Adam Cheyer, the chief technical architect behind the Siri virtual personal assistant technology in Apple’s iPhone 4S, confirmed a report today that he has resigned from Apple.
“I left Apple for personal reasons some time ago,” Cheyer told Xconomy by e-mail today.
Formerly a director of engineering in Apple’s iPhone group, Cheyer has not taken a position with another company, and says he currently has “no future plans.”
Bloomberg first reported on rumors of Cheyer’s departure this afternoon, citing three unidentified sources.
The news is unlikely to take any wind out of the sails at Apple (NASDAQ: [[ticker:AAPL]]). The company, whose soaring stock price has made it the most valuable corporation of all time, is thought to be poised to unveil its next-generation iPhone at a press event in San Francisco tomorrow. While Apple has been criticized (and, in fact, sued) for exaggerating Siri’s capabilities in its TV advertisements, the voice-driven personal assistant has significantly raised the stakes in the cutthroat competition between the leading smartphone makers, and is certain to be a prominent feature of the iPhone 5.
Apple CEO Tim Cook also indicated, at Apple’s World Wide Developer Conference this summer, that Siri will come to the latest iPad model this fall when the company releases iOS 6, the next version of the operating system for the iPhone and the iPad.
“I’m obviously still very bullish on the future for Siri,” Cheyer told Xconomy.
Cheyer was vice president of engineering at Siri, a spinoff of Menlo Park, CA-based SRI International, before the startup was scooped up by Apple in April 2010 for a reported $150 million to $250 million. Before that, Cheyer was chief architect for SRI’s CALO project, the defense-funded artificial intelligence project where much of the machine-learning and search technology behind Siri was first developed.
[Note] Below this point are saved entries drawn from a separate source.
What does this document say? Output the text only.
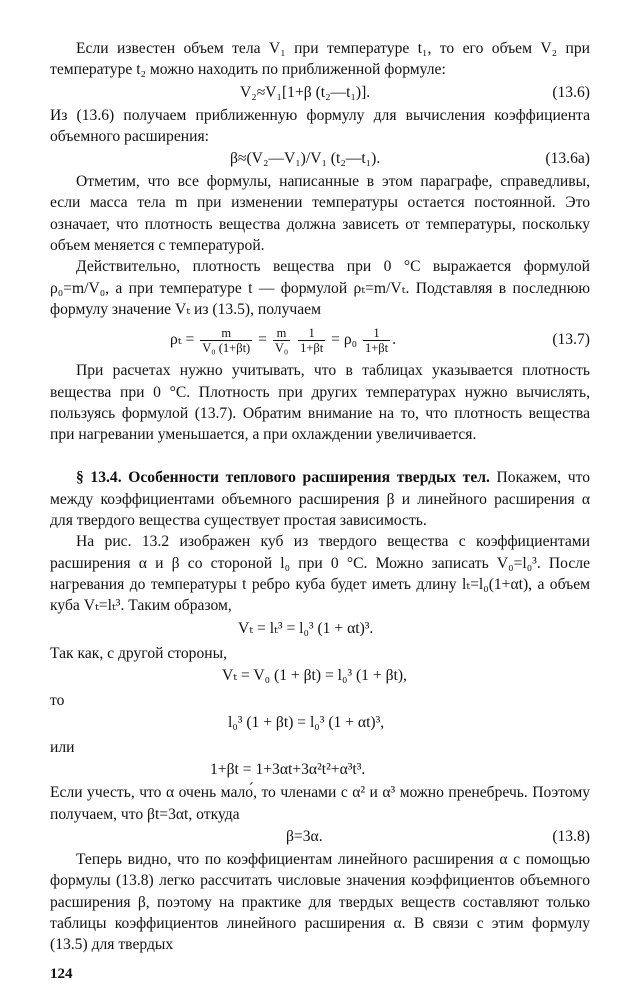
Если известен объем тела V₁ при температуре t₁, то его объем V₂ при температуре t₂ можно находить по приближенной формуле:

V₂≈V₁[1+β (t₂—t₁)].	(13.6)

Из (13.6) получаем приближенную формулу для вычисления коэффициента объемного расширения:

β≈(V₂—V₁)/V₁ (t₂—t₁).	(13.6а)

Отметим, что все формулы, написанные в этом параграфе, справедливы, если масса тела m при изменении температуры остается постоянной. Это означает, что плотность вещества должна зависеть от температуры, поскольку объем меняется с температурой.

Действительно, плотность вещества при 0 °C выражается формулой ρ₀=m/V₀, а при температуре t — формулой ρₜ=m/Vₜ. Подставляя в последнюю формулу значение Vₜ из (13.5), получаем

$\rho_t = \frac{m}{\text{V₀ (1+βt)}} = \frac{m}{\text{V₀}}$
$\frac{1}{1+\beta t} = \rho_0 \frac{1}{1+\beta t}$ .	(13.7)

При расчетах нужно учитывать, что в таблицах указывается плотность вещества при 0 °C. Плотность при других температурах нужно вычислять, пользуясь формулой (13.7). Обратим внимание на то, что плотность вещества при нагревании уменьшается, а при охлаждении увеличивается.

§ 13.4. Особенности теплового расширения твердых тел. Покажем, что между коэффициентами объемного расширения β и линейного расширения α для твердого вещества существует простая зависимость.

На рис. 13.2 изображен куб из твердого вещества с коэффициентами расширения α и β со стороной l₀ при 0 °C. Можно записать V₀=l₀³. После нагревания до температуры t ребро куба будет иметь длину lₜ=l₀(1+αt), а объем куба Vₜ=lₜ³. Таким образом,

Vₜ = lₜ³ = l₀³ (1 + αt)³.

Так как, с другой стороны,

Vₜ = V₀ (1 + βt) = l₀³ (1 + βt),

то

l₀³ (1 + βt) = l₀³ (1 + αt)³,

или

1+βt = 1+3αt+3α²t²+α³t³.

Если учесть, что α очень мало́, то членами с α² и α³ можно пренебречь. Поэтому получаем, что βt=3αt, откуда

β=3α.	(13.8)

Теперь видно, что по коэффициентам линейного расширения α с помощью формулы (13.8) легко рассчитать числовые значения коэффициентов объемного расширения β, поэтому на практике для твердых веществ составляют только таблицы коэффициентов линейного расширения α. В связи с этим формулу (13.5) для твердых

124
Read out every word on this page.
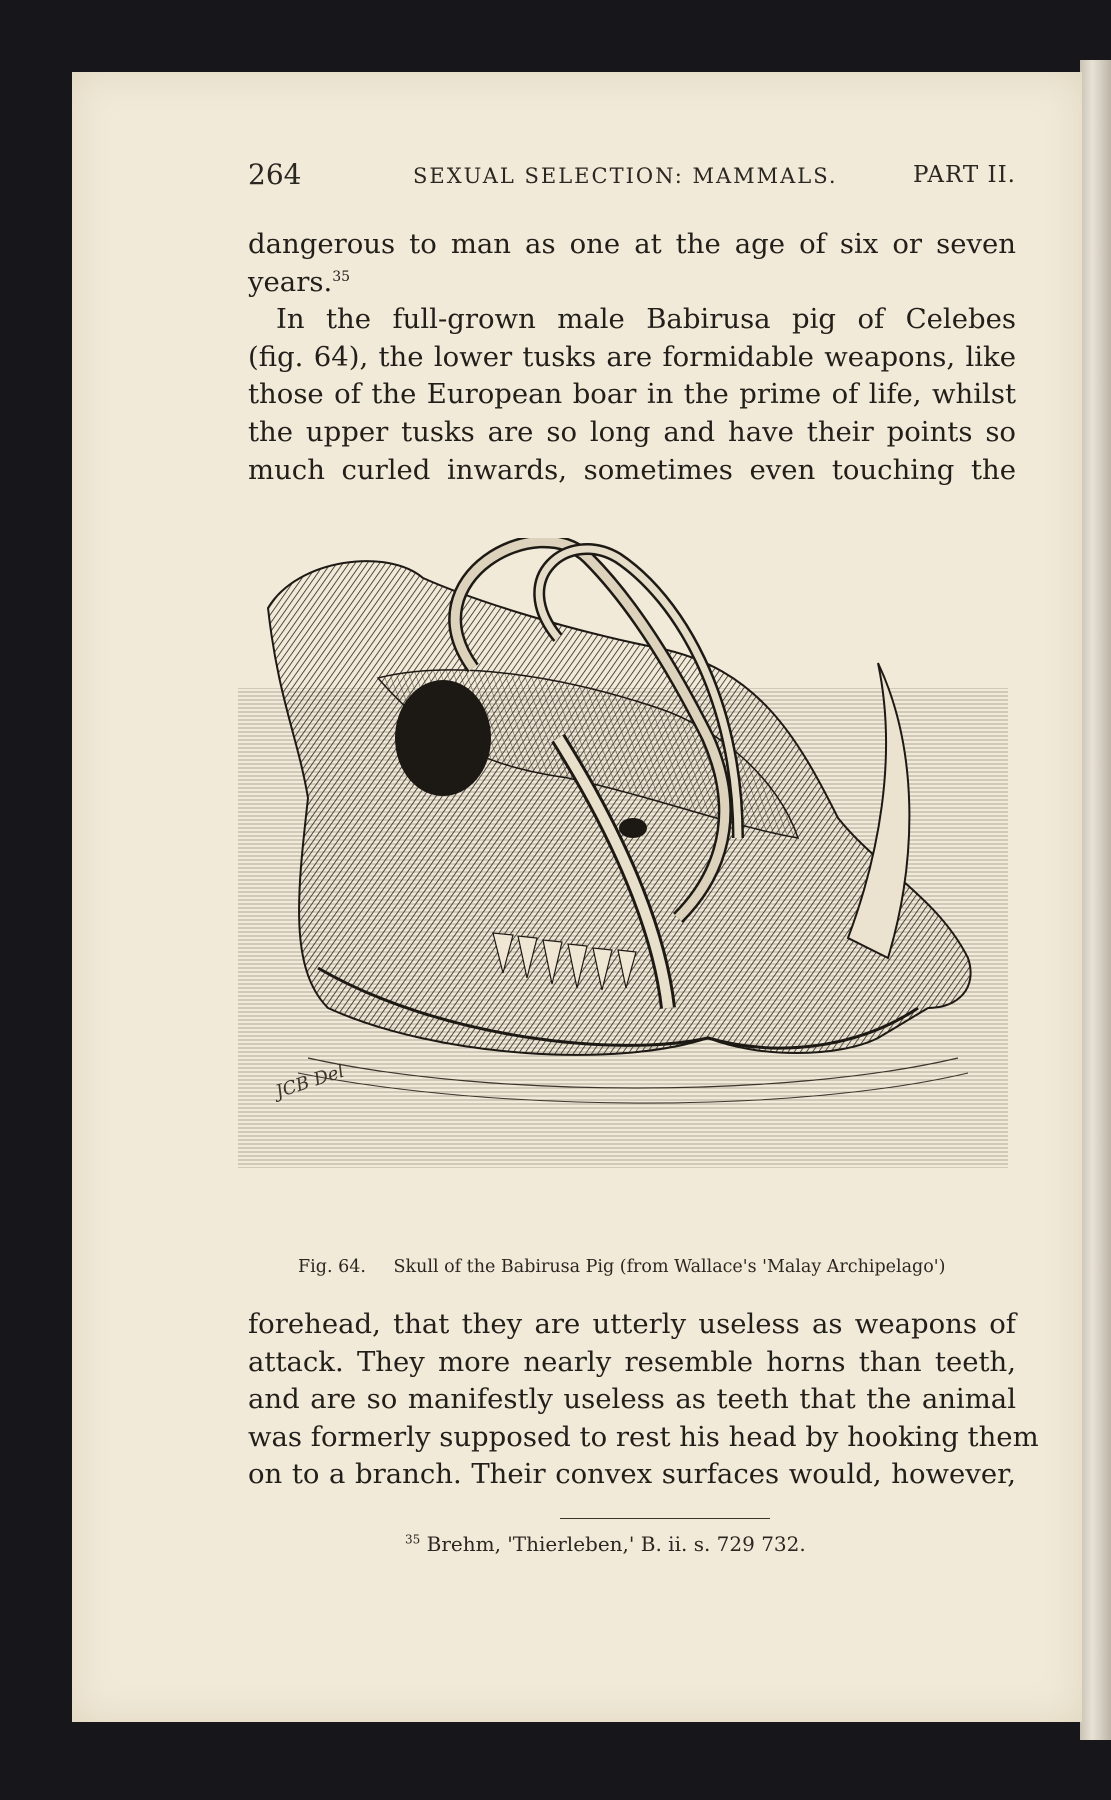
264	SEXUAL SELECTION: MAMMALS.	PART II.
dangerous to man as one at the age of six or seven
years.$^{35}$
In the full-grown male Babirusa pig of Celebes
(fig. 64), the lower tusks are formidable weapons, like
those of the European boar in the prime of life, whilst
the upper tusks are so long and have their points so
much curled inwards, sometimes even touching the
JCB Del
Fig. 64. Skull of the Babirusa Pig (from Wallace's 'Malay Archipelago')
forehead, that they are utterly useless as weapons of
attack. They more nearly resemble horns than teeth,
and are so manifestly useless as teeth that the animal
was formerly supposed to rest his head by hooking them
on to a branch. Their convex surfaces would, however,
$^{35}$ Brehm, 'Thierleben,' B. ii. s. 729 732.
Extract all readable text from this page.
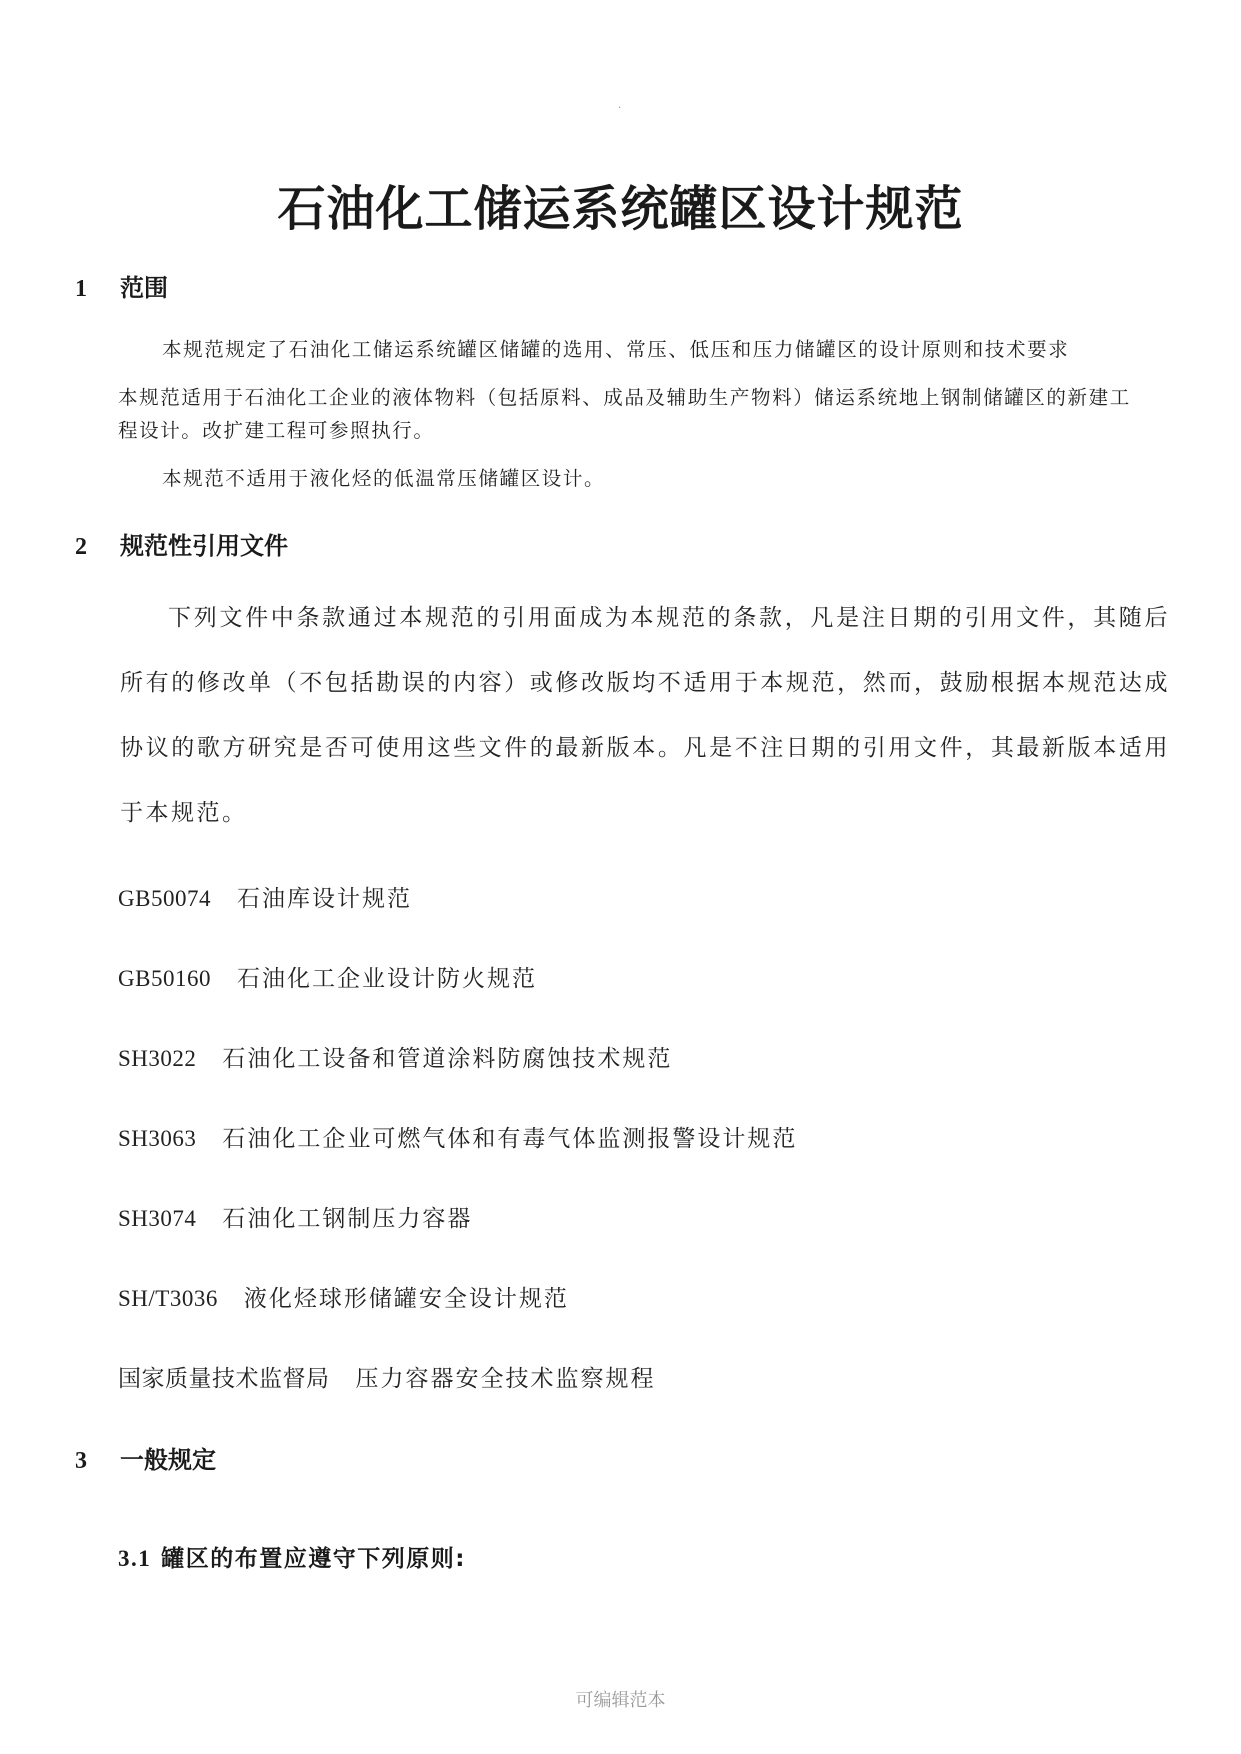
.
石油化工储运系统罐区设计规范
1 范围
本规范规定了石油化工储运系统罐区储罐的选用、常压、低压和压力储罐区的设计原则和技术要求
本规范适用于石油化工企业的液体物料（包括原料、成品及辅助生产物料）储运系统地上钢制储罐区的新建工
程设计。改扩建工程可参照执行。
本规范不适用于液化烃的低温常压储罐区设计。
2 规范性引用文件
下列文件中条款通过本规范的引用面成为本规范的条款，凡是注日期的引用文件，其随后所有的修改单（不包括勘误的内容）或修改版均不适用于本规范，然而，鼓励根据本规范达成协议的歌方研究是否可使用这些文件的最新版本。凡是不注日期的引用文件，其最新版本适用于本规范。
GB50074 石油库设计规范
GB50160 石油化工企业设计防火规范
SH3022 石油化工设备和管道涂料防腐蚀技术规范
SH3063 石油化工企业可燃气体和有毒气体监测报警设计规范
SH3074 石油化工钢制压力容器
SH/T3036 液化烃球形储罐安全设计规范
国家质量技术监督局 压力容器安全技术监察规程
3 一般规定
3.1 罐区的布置应遵守下列原则:
可编辑范本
Cheyer is also a founder of Change.org, a “social action platform” where Internet users can start online petition drives, and Genetic Finance, an early stage firm that plans to apply advanced artificial intelligence to problems in financial trading, insurance, computer networking, electronics design, and other “problem spaces with high dimensionality.”
Siri CEO Dag Kittlaus also joined Apple in the acquisition, but left the company in October 2011. Siri’s third co-founder, product designer Tom Gruber, remains at Apple, according to his LinkedIn profile.